Par nos envoyés spéciaux en Chine, Malick CISS et Oumar KANDE
BEIJING – En moins d’un siècle, la République populaire de Chine est passée de pays sous-développé à deuxième puissance économique mondiale qui titille les Etats-Unis. Un grand bond en avant qui s’est fait patiemment mais sûrement. « Il faut jeter les bases d’abord pour mieux s’envoler ensuite ». Cette phrase déclinée par unspécialiste de la Chine sous le sceau de l’anonymat, illustre les succès de cette longue marche vers le développement, parfois parsemé d’obstacles, mais vite contournés.
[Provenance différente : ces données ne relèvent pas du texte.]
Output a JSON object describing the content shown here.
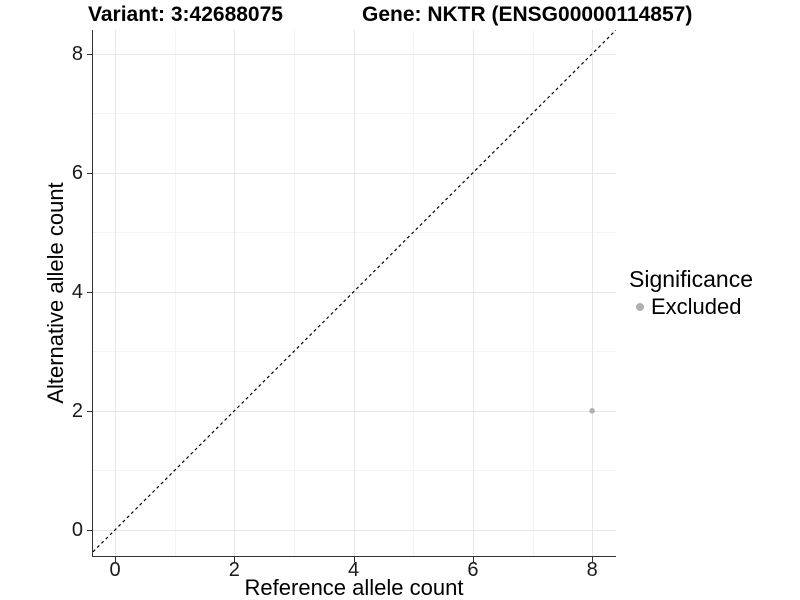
{
  "titles": {
    "variant": "Variant: 3:42688075",
    "gene": "Gene: NKTR (ENSG00000114857)"
  },
  "chart_data": {
    "type": "scatter",
    "title_left": "Variant: 3:42688075",
    "title_right": "Gene: NKTR (ENSG00000114857)",
    "xlabel": "Reference allele count",
    "ylabel": "Alternative allele count",
    "xlim": [
      -0.37,
      8.4
    ],
    "ylim": [
      -0.44,
      8.4
    ],
    "x_ticks": [
      0,
      2,
      4,
      6,
      8
    ],
    "y_ticks": [
      0,
      2,
      4,
      6,
      8
    ],
    "x_minor": [
      1,
      3,
      5,
      7
    ],
    "y_minor": [
      1,
      3,
      5,
      7
    ],
    "grid": true,
    "points": [
      {
        "x": 8,
        "y": 2,
        "series": "Excluded"
      }
    ],
    "reference_line": {
      "type": "identity",
      "slope": 1,
      "intercept": 0,
      "style": "dashed"
    },
    "legend": {
      "title": "Significance",
      "position": "right",
      "entries": [
        "Excluded"
      ]
    },
    "colors": {
      "point": "#b0b0b0",
      "legend_key": "#b0b0b0",
      "grid_major": "#e7e7e7",
      "grid_minor": "#f4f4f4",
      "axis": "#333333",
      "dashed_line": "#000000",
      "tick_text": "#1a1a1a"
    }
  }
}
C’était au cours d’une session de formation que le pays fait en faveur de journalistes et responsables de médias sénégalais, du 16 au 30 juillet. Enracinée dans son histoire parfois tumultueuse, ce pays à la civilisation qui a traversé cinq millénaires (il a connu 400 empereurs et 16 dynasties), réunissait pourtant toutes les conditions pour sombrer dans la misère. Envahie et dépecée par les pays occidentaux notamment la France et la Grande-Bretagne (les guerres de l’opium de 1840 et 1856), la Chine, qui se veut aujourd’hui un exemple de résilience et de dynamisme pour le Tiers-monde, a pris son destin en main avec fermeté après la Révolution de 1949. Ceci en se lançant à lui-même le défi de dépasser l’Angleterre, puissance planétaire d’alors, et les Etats-Unis, explique Li Hongfeng de la Beijing foreign studies university.
Sous l’égide du Parti communiste chinois (Pcc) triomphant après la Révolution du 1er octobre 1949, conduit par son leader Mao Zedong, la République populaire initie le Grand bond en avant (1968-1962) avec comme slogan « Plus nombreux, plus vite, plus efficace et plus économique », explique Mme Li. Puis il se lance dans une Grande révolution culturelle (1966 à 1967). Les autorités d’alors savent apprendre des erreurs et insuffisances de leur stratégie. « La force du Parti communiste chinois est de tirer des leçons.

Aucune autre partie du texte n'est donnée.